Quebec backs off health user fees, but the cost challenge remains

News that Quebec has retreated from its daring proposal to impose a user fee for visits to the doctor is bound to be greeted by advocates of market-oriented health reforms as a dispiriting setback, and as a victory by defenders of universal insurance that doesn’t impose direct costs on patients.

The proposal last spring in Quebec Finance Minister Raymond Bachand  budget struck us here at Maclean’s as big enough news that we used it as an entry point for a wider look at how mounting health costs, driven largely by an aging population, must inevitably force provincial governments to seek solutions.

But it was far from clear that user fees were the best option. Anne Doig, the Saskatoon family physician who was then president of the Canadian Medical Association, warned that fees would discourage visits to doctors—ultimately leading to higher costs for delayed treatment.

There’s considerable research to back up that position. A key study published in the American Economic Review in 1987 found, not surprisingly, that user fees prompted patients on low incomes cut their use of medical services the most. So proponents of the fees have to ask themselves: Are the poor really more prone to making wasteful, unnecessary visits to doctors than the well-off?

In fact, it’s not so easy for anyone to clog up the system unnecessarily, a point made by the Canadian Health Services Research Foundation here. Beyond that initial visit to a family doctor, clinic or ER, a Canadian patient needs a doctor’s approval for specialist visits, prescription drugs and devices—and those are without question the real drivers of rising health costs.

As well, the very real cost of discouraging proper care by imposing a financial penalty for seeking follow-up treatment has emerged as a major concern in the United States. As the New York Times has reported: “Avoidable readmissions are the costliest mistakes for the government and the taxpayer, and readmissions within thirty days of discharge now occur for one in five patients, gobbling $17.4 billion of Medicare’s current $102.6 billion budget.”

One obvious reason U.S. patients might not get proper follow-up care soon after, say, a heart attack is that they’re worried about having to pay at least part of the cost. The Times story talks of progressive hospitals having to arrange emergency insurance for patients before they can safely be allowed to go home.  The U.S. government’s Agency for Healthcare Research and Quality recently reported that American patients who have private insurance were the least likely to require multiple hospital readmissions or make multiple visits to the emergency department.

Of course, in Canada what sort of insurance one has isn’t a factor. Dr. Jack Tu, senior scientist at Toronto’s Institute for Clinical Evaluative Sciences, says there’s surprisingly little difference in outcomes for heart patients between Canada and the U.S., but Canada does somewhat better when it comes to patients having to be readmitted to hospital after being discharged following treatment for heart failure.
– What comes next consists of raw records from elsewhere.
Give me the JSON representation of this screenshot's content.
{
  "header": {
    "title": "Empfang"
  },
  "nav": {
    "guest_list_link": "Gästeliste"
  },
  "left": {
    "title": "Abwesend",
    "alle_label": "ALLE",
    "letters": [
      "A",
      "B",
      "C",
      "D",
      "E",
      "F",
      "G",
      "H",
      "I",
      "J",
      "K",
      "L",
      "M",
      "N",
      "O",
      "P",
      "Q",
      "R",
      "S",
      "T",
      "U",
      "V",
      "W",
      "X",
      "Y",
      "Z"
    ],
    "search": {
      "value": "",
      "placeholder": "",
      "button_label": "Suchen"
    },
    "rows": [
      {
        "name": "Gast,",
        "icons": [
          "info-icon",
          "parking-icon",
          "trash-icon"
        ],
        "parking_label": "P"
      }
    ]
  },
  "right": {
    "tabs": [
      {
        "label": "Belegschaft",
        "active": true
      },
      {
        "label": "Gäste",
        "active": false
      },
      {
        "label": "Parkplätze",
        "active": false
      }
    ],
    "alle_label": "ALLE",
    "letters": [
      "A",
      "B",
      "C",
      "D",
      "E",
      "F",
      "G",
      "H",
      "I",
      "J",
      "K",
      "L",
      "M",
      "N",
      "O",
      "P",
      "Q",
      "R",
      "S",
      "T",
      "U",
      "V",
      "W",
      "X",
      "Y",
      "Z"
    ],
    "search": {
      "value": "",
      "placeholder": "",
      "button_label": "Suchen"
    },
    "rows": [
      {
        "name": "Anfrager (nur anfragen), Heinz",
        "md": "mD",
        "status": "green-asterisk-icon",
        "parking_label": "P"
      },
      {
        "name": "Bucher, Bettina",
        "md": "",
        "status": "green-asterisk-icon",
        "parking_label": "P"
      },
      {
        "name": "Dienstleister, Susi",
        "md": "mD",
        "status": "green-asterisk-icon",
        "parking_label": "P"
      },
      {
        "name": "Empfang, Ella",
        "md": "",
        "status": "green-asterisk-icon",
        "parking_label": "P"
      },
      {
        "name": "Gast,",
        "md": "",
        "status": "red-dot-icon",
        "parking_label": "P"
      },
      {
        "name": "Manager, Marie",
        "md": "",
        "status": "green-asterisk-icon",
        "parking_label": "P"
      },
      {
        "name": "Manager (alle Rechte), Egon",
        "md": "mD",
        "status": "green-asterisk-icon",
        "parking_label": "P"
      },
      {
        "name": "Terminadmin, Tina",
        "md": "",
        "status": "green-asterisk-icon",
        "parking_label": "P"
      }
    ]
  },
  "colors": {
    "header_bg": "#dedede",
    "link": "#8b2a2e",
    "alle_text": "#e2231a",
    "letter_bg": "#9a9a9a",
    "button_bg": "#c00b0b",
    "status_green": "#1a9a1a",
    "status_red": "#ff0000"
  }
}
In the U.S., about a quarter end up back in hospital within a month; in Canada, it’s about one-fifth. Tu suspects pressure to keep hospital bills down means U.S. patients are more likely to be discharged a bit too soon. “In Canada, hospitals are on a global budget,” he observed. “We don’t have insurance companies bugging doctors to send people home quickly.”

So making cost a pressing factor for both patients and hospitals seems to lead to perverse, expensive results. Does all this mean that Canada’s universal health-care purists are entirely right and market-oriented reformers are completely wrong? I don’t think so. It just means reforms should aim to inject a market-like, competitive sensibility into the system in other ways—imposing a crude out-of-pocket cost just doesn’t seem to be the right strategy.

A more promising approach might be to maintain true universal insurance, without co-payments, but still require hospitals and clinics to compete for patients.

Wendy Thomson, director of the School of Social Work at McGill University in Montreal, who was chief adviser on public service reform to former British prime minister Tony Blair when he was driving health reform, suggests that Canadian health ministries look at how British patients have been given the ability to shop around for care on websites that rate hospitals and clinics.

The idea is to use the Internet to tell patients what they need to know to find the fastest, best solutions available for their health problems. Many provinces have already, in their drives to reduce wait times, put at least some facts and figures of this sort on-line over the past few years. Expand and improve those sources of information, do everything possible to encourage patients to actively choose where they go for their care, and make sure the insurance money follows the patient—that formula has got to be at least part of the solution.

Quebec’s retreat from user fees is probably a wise move, not just because it was unpopular, but also because it probably wouldn’t have worked out the way Bachand hoped. But the instinct behind his gamble—the urgent sense that reforms must happen—has got to be right. The trick now is to seek more sophisticated ways to accomplish the same goal.